As I said, on the surface this is a very strong argument, however, lets dig a bit deeper and see what we find. Lets say we use that tax object and we borrow an invoicing object, a service object, a scheduling object and a CRM object and we try to build us up a solution without even writing a line of code. Can we do it? Well, sorta, maybe, not really. You see, the guy that wrote the tax object really has no idea who will be using his object so he builds an interface that all can utilize in order to kick off his controls power. The problem is, the invoicing guy needs to interface to this particular tax object or we’re going to be stuck with an invoicing object that can’t calculate taxes. Or a service module that can’t interface to the invoices or work orders.
While it’s true that we can build up a system without the need of writing code from the ground up, its not really true that you can do this without the need to write any code at all. In fact, the code that is required can be quite complex because we’re dealing with systems, processes and people in different parts of the world that most likely don’t think the same way. These complexities have led to some of our larger competitors to create entire divisions just to manage these interfaces. Can you imagine trying to keep Joe Hardy in Arizona talking to Miguel Francisco in Colombia so that both of their systems don’t clash? EVER!
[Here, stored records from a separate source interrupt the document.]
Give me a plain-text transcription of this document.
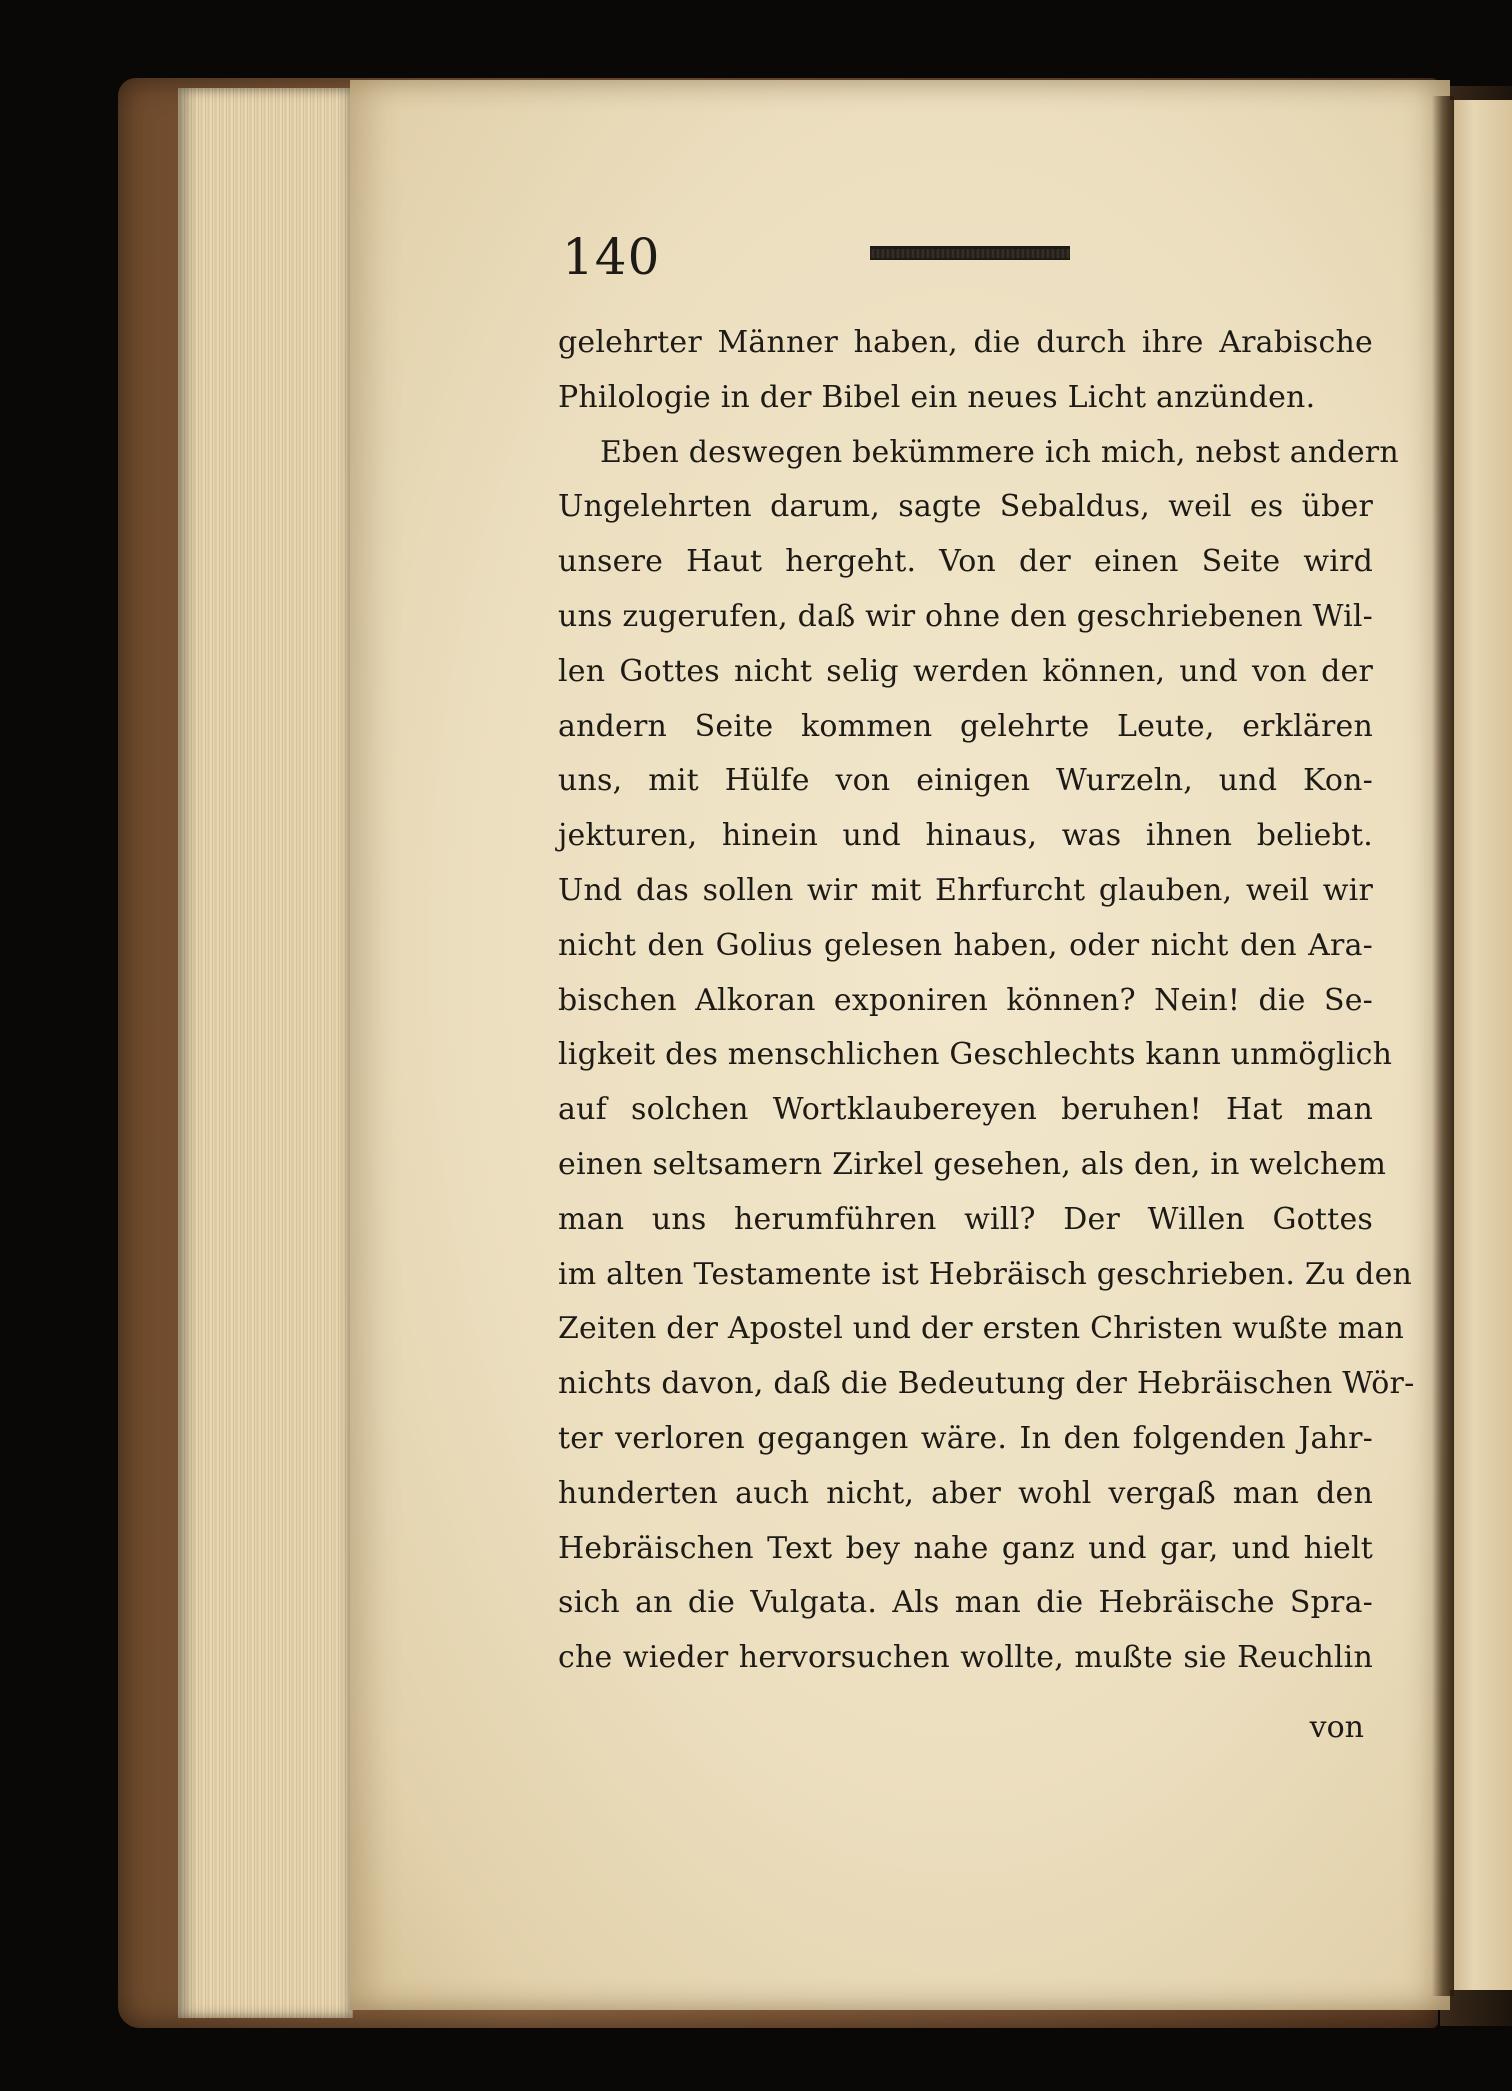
140
gelehrter Männer haben, die durch ihre Arabische
Philologie in der Bibel ein neues Licht anzünden.
Eben deswegen bekümmere ich mich, nebst andern
Ungelehrten darum, sagte Sebaldus, weil es über
unsere Haut hergeht. Von der einen Seite wird
uns zugerufen, daß wir ohne den geschriebenen Wil-
len Gottes nicht selig werden können, und von der
andern Seite kommen gelehrte Leute, erklären
uns, mit Hülfe von einigen Wurzeln, und Kon-
jekturen, hinein und hinaus, was ihnen beliebt.
Und das sollen wir mit Ehrfurcht glauben, weil wir
nicht den Golius gelesen haben, oder nicht den Ara-
bischen Alkoran exponiren können? Nein! die Se-
ligkeit des menschlichen Geschlechts kann unmöglich
auf solchen Wortklaubereyen beruhen! Hat man
einen seltsamern Zirkel gesehen, als den, in welchem
man uns herumführen will? Der Willen Gottes
im alten Testamente ist Hebräisch geschrieben. Zu den
Zeiten der Apostel und der ersten Christen wußte man
nichts davon, daß die Bedeutung der Hebräischen Wör-
ter verloren gegangen wäre. In den folgenden Jahr-
hunderten auch nicht, aber wohl vergaß man den
Hebräischen Text bey nahe ganz und gar, und hielt
sich an die Vulgata. Als man die Hebräische Spra-
che wieder hervorsuchen wollte, mußte sie Reuchlin
von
Due to these and other problems encountered by companies as they move into the cloud, they’re starting to take a look at writing their own clouds. Taking the processes seen with respect to Public Domain Clouds and trying to make it work for them internally. While we here at Nizex.com view this as a much better overall solution to businesses needs, it’s the solution we started with from the ground up over 2 years ago.
With Lizzy, you are getting isolated modules all working together perfectly in order to supply a final business solution. While we don’t hire programmers from all over the world and let them do whatever they want so that we can later try to integrate their code, we do have multiple developers working on isolated modules where we control the interfaces and insure they all work together perfectly from day one. So there is no need for integration teams to come in and try to make everything work together later on.